Mac just stares down at the hole in the ground that's about to welcome his youngest daughter, and tries not to cry.
Awful as it sounds, he's always been sure that Robin would be the first of his girls to leave him. HIV is still a death sentence, mob-funded wonder drugs or not. Maxie was her own set of worries and fear, but heart-transplant patients had long, good prognoses. But Georgie. No health scares there. She'd been the baby. His little girl.
He'd laugh, but there's nothing funny about where he's standing.
The crunch and shuffle of eight pairs of dress shoes on gravel are loud in his ears, and it takes everything he is, absolutely everything he has left, to keep his eyes open.
He can feel the hitch in Maxie's breathing, her arms tensing around his own as the coffin and pallbearers come slowly into view. He's disassociating, and knows it. It's in the way that he can smell the sea that much stronger. Feel the sharp points of Robin's nails buried in the back of his hands, a slight sting intensified. Felicia's sobbing is loud in his ears from where she's wrapped around her white-faced grandmother on the other side of the grave.
He watches as the minister straightens, face solemn, before opening his prayer book.
Eight pairs of shoes drift to a stop, their silence unbearable.

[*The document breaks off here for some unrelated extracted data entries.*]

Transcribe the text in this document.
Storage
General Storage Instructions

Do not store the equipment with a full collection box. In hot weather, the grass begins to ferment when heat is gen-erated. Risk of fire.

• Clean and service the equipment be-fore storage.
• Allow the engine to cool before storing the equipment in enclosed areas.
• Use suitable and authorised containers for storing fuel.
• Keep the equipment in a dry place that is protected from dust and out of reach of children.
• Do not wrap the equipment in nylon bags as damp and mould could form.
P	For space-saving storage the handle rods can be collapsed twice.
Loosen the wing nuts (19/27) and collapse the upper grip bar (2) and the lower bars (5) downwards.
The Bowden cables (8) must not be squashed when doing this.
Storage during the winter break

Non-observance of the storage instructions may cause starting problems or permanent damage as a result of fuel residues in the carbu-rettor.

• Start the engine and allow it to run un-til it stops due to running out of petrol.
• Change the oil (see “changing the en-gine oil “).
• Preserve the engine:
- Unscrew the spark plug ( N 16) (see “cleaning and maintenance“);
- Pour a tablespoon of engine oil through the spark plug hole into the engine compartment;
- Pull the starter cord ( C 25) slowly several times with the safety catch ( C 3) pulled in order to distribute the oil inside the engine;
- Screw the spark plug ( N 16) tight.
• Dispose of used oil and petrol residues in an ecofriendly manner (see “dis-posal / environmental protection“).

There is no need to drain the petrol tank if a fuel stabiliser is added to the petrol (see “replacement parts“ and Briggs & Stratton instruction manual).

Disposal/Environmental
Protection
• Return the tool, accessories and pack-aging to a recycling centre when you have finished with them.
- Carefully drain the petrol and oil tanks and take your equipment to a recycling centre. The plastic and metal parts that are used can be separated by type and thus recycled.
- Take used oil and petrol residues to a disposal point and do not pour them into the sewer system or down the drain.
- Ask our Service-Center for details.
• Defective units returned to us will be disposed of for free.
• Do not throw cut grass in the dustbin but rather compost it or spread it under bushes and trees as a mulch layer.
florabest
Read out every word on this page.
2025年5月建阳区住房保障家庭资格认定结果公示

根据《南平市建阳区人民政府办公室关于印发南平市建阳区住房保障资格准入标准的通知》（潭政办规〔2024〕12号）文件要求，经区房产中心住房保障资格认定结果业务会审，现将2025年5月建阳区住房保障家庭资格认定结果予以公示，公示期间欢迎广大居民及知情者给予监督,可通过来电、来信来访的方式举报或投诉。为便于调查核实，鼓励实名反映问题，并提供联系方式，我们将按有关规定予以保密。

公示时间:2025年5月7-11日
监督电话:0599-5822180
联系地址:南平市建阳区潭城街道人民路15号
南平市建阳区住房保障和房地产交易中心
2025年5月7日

Finally, finally, Mac closes his eyes, images from a life and future hitting him like hail in a hurricane. College. Fights about boyfriends. Girlfriends. Christmases. Watching her walk down the aisle. Listening to her rant about how marriage is a patriarchal institution and not worth her time. Grandchildren with Felicia's eyes and Georgie's crooked smile. Her first grey hair. A million and twelve possibilities and tiny moments that will never, ever come to be.
Hearts don't break, he knows. They compress. They compact until they can't work anymore.
He knows he'll move on from this. He has to. And god, if that isn't what hurts the most.
Carefully and deliberately, he squeezes Robin and Maxie. His girls. The only ones he has left.
He breathes once, twice, three times, then opens his eyes.